Manipulations constitutionnelles, candidatures verrouillées, dérives autoritaires, coups d’État militaires… Dans plusieurs pays d’Afrique de l’Ouest, les règles du jeu démocratique sont bafouées. Et si la démocratie, loin d’être consolidée, était aujourd’hui à reconstruire ? Analyse.
La démocratie, longtemps présentée comme l’horizon politique des sociétés africaines, semble aujourd’hui vaciller en Afrique de l’Ouest. Alors que les citoyens réclament justice, transparence et participation inclusive dans l’avenir de leur pays, les institutions censées garantir ces droits s’effondrent sous le poids des dérives politiques. Dans plusieurs pays, le respect des principes démocratiques fondamentaux n’est plus qu’un simulacre.
Depuis 2020, la sous-région est secouée par une vague de coups d’État militaires – Mali, Guinée, Burkina Faso, Niger – qui témoignent d’un désenchantement profond. Ces prises de pouvoir brutales sont souvent justifiées par l’avancée du terrorisme, la corruption ou l’inefficacité des gouvernements civils à améliorer les conditions de vie des populations. Mais elles débouchent rarement sur des transitions démocratiques solides. Le pouvoir reste concentré et prolongé entre les mains de militaires peu enclins à restituer la parole au peuple.
Mais au-delà de ces ruptures visibles, d’autres menaces plus insidieuses pèsent sur la démocratie : celles orchestrées par des régimes civils qui manipulent la loi pour pérenniser leur pouvoir.
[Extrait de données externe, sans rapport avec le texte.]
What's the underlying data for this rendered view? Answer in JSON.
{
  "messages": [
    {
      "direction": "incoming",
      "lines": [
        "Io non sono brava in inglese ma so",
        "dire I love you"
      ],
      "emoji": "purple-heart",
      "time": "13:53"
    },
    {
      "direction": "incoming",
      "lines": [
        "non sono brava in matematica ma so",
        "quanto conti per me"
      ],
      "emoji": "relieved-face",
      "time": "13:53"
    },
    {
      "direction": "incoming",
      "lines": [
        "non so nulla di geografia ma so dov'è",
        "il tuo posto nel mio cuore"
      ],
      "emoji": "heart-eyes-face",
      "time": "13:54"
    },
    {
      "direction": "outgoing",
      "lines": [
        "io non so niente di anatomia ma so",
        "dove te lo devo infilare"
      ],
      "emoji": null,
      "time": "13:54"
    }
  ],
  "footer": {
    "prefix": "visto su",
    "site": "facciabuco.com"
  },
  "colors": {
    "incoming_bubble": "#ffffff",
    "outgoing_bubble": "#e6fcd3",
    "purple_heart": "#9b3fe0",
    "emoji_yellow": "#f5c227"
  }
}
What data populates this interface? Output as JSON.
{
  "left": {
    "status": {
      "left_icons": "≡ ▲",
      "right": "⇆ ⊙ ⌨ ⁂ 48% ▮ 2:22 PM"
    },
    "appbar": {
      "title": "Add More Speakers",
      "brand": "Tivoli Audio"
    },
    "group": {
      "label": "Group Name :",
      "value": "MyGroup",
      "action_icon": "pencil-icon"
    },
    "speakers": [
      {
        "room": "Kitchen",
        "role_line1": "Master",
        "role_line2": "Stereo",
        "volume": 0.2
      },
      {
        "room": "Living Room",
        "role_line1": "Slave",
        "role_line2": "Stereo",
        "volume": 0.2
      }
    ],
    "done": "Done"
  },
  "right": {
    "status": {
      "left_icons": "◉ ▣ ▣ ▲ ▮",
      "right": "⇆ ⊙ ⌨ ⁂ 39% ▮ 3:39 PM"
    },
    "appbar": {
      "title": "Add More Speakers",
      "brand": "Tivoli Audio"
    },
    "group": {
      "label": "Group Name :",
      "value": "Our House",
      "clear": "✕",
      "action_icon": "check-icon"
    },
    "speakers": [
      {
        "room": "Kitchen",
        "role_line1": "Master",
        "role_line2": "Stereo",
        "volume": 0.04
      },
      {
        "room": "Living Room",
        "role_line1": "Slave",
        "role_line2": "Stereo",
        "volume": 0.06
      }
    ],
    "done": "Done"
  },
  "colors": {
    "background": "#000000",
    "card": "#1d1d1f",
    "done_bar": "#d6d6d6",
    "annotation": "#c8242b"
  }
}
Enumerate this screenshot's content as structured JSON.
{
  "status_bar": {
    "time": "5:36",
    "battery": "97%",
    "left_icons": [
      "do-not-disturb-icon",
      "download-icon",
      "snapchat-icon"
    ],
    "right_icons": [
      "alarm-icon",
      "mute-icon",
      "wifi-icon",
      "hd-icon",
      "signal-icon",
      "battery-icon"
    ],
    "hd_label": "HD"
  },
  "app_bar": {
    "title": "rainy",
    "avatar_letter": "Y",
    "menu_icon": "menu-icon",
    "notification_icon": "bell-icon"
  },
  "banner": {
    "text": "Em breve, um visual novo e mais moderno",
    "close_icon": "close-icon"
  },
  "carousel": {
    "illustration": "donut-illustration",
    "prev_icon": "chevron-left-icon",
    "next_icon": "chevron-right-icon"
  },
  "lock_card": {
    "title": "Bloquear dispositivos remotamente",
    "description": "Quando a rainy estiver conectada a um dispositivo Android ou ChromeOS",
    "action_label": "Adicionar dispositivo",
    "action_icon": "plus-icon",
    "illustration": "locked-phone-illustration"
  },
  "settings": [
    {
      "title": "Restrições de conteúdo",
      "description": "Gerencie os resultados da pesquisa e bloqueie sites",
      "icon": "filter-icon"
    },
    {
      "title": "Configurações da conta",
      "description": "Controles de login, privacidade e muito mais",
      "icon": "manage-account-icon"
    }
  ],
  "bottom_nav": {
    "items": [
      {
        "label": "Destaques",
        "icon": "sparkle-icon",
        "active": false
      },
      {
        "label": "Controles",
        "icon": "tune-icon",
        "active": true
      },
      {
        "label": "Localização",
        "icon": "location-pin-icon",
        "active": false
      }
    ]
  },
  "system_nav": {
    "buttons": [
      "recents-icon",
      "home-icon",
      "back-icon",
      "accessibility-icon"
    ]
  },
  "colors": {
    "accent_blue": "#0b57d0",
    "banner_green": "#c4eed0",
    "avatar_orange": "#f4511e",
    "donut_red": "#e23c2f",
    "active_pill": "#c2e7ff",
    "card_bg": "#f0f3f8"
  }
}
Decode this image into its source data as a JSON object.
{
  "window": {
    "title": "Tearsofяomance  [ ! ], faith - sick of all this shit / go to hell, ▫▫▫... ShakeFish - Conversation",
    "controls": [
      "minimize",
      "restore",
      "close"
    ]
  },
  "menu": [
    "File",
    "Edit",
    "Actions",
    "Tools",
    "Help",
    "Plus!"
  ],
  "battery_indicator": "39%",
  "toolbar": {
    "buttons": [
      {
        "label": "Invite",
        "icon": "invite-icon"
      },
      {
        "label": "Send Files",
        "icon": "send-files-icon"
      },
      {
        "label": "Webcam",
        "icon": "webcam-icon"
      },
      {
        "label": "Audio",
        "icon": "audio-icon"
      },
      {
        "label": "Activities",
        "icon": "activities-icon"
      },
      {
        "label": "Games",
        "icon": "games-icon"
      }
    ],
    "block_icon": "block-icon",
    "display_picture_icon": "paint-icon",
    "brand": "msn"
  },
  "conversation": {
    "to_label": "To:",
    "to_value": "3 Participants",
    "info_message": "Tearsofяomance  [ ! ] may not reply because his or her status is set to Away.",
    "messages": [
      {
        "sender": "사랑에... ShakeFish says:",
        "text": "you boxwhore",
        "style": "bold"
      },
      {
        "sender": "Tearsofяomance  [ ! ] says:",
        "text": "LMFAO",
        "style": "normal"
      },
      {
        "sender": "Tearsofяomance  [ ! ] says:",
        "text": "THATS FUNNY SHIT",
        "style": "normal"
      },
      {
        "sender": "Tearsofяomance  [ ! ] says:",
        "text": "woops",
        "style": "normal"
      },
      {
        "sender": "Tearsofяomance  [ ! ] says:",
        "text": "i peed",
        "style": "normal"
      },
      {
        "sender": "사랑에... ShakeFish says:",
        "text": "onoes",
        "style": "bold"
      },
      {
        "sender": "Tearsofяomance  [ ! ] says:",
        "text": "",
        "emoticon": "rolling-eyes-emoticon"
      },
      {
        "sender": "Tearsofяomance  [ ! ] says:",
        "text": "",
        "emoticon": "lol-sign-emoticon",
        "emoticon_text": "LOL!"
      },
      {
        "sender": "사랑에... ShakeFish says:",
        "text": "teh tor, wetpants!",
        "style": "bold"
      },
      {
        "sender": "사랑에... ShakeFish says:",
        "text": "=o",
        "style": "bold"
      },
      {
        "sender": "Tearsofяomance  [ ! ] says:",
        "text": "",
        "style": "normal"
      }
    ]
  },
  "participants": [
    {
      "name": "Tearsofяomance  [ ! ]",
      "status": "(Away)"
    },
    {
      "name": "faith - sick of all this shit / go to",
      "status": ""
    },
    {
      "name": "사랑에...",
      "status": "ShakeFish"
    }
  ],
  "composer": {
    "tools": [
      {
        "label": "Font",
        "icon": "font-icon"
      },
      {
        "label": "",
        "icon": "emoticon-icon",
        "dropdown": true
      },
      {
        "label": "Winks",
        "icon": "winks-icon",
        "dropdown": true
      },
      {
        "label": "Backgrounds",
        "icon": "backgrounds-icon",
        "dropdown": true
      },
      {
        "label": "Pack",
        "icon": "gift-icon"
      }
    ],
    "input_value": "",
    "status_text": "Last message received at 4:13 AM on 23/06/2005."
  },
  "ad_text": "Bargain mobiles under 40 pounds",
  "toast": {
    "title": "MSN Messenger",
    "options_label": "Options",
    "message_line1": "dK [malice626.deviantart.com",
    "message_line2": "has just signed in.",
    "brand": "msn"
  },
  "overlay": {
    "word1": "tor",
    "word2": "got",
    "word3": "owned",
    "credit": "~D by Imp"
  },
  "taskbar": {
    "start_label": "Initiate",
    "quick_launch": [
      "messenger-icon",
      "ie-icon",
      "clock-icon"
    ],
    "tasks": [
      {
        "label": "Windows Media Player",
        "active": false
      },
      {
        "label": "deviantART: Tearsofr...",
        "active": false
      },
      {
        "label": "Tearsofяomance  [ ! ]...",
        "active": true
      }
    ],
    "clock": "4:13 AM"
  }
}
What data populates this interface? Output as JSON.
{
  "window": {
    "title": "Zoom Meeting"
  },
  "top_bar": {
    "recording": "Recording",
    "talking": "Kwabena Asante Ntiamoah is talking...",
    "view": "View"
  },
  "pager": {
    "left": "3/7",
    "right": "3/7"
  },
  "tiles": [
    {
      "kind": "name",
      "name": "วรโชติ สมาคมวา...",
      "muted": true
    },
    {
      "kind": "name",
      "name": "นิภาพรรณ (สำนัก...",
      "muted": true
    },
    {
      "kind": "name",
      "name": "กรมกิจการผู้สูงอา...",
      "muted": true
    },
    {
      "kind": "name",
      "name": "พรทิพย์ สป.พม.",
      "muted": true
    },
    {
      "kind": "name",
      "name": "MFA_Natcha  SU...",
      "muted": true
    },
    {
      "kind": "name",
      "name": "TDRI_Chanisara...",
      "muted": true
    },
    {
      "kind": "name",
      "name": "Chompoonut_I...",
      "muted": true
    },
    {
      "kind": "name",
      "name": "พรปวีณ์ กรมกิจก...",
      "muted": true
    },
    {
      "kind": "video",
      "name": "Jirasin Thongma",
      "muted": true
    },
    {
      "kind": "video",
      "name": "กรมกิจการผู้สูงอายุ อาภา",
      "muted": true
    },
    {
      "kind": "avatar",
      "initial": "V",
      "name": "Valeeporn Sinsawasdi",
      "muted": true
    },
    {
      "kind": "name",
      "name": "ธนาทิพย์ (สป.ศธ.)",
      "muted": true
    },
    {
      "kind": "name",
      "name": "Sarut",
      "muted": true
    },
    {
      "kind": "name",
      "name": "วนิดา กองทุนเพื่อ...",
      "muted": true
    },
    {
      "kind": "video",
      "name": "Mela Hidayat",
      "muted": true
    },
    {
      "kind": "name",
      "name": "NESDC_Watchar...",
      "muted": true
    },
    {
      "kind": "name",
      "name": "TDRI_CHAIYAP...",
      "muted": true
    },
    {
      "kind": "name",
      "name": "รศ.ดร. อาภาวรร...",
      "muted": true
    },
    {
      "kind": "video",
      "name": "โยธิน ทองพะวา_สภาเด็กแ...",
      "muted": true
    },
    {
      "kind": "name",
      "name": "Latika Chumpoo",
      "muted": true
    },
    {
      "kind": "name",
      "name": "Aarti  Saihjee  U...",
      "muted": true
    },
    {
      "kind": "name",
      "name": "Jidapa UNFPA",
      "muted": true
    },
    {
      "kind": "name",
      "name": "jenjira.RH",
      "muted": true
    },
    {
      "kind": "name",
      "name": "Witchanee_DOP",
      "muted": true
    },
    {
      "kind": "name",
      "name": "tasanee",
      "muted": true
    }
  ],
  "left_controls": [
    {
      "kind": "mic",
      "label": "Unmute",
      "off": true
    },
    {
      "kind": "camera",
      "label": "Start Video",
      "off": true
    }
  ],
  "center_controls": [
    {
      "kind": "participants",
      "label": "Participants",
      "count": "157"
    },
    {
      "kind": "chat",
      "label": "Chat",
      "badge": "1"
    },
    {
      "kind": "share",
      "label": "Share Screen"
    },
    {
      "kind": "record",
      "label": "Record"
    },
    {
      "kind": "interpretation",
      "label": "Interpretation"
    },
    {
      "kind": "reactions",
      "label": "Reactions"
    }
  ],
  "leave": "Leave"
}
Constitutions modifiées, oppositions neutralisées
En Côte d’Ivoire, la réforme constitutionnelle de 2016, censée limiter les mandats présidentiels, a finalement permis à Alassane Ouattara de se présenter une troisième fois en 2020, déclenchant une crise politique majeure. À l’approche de l’élection de 2025, les tensions refont surface, notamment autour de la participation de certains candidats de l’opposition, liée à des décisions judiciaires qu’ils jugent arbitraires et qu’ils contestent.
Quant au Togo, il illustre l’extrême personnalisation du pouvoir. Après près de vingt ans à la tête de l’État, Faure Gnassingbé reste encore aux commandes via une réforme constitutionnelle controversée instaurant un régime parlementaire. Adoptée sans référendum, cette réforme éloigne davantage les Togolais des centres de décision.
Des règles foulées aux pieds
Ces pratiques révèlent un point commun : le mépris des règles du jeu. Or, une démocratie n’existe que si les règles sont respectées – qu’elles soient électorales, constitutionnelles ou institutionnelles. Lorsqu’elles sont continuellement réécrites ou contournées, la confiance populaire s’érode. Et avec elle, la légitimité du pouvoir.
Il faut affirmer sans ambiguïté : le respect des règles établies doit être un principe non négociable. Aucune stabilité durable ne peut se construire sur le mépris des institutions ou sur la marginalisation de l’opposition.
Des questions à poser… et des réponses à construire
Face à ce constat, plusieurs questions méritent d’être soulevées :
- La démocratie en Afrique de l’Ouest est-elle en recul ? Oui, si l’on observe les tendances lourdes : coups d’État récurrents, réformes de convenance et rétrécissement de l’espace civique.
- Pourquoi les coups d’État sont-ils parfois accueillis avec soulagement ? Parce qu’ils apparaissent, dans certains contextes, comme la seule échappatoire à des systèmes verrouillés. Ce phénomène traduit un déficit profond de légitimité des régimes civils.
- Les révisions constitutionnelles à répétition sont-elles contre le peuple ? Elles le deviennent lorsqu’elles visent exclusivement à conserver le pouvoir, au détriment de l’alternance et de l’équité électorale.
- La communauté internationale est-elle complice ? En tolérant certains abus au nom d’une prétendue stabilité, elle donne un blanc-seing à des régimes autoritaires. Le soutien international devrait être conditionné à des avancées concrètes et mesurables.
- Que peut faire la société civile ? Jouer son rôle. Elle doit s’organiser, se former, protéger ses leaders, et construire des alliances régionales. Son rôle de contre-pouvoir est plus crucial que jamais.
Une démocratie à rebâtir
L’enjeu n’est pas d’imposer un modèle occidental, qui lui-même a son lot de failles et d’incongruités, mais de garantir que les règles librement adoptées par les peuples africains soient respectées. Car une démocratie ne se mesure pas seulement à la tenue d’élections : elle repose sur l’indépendance des institutions, l’alternance réelle, et la possibilité pour tous d’y participer.
La démocratie ouest-africaine ne doit pas mourir à petit feu. Elle mérite d’être défendue, consolidée, repensée. Et surtout, elle mérite mieux que d’être reléguée à un simple outil de légitimation pour des régimes sans vision.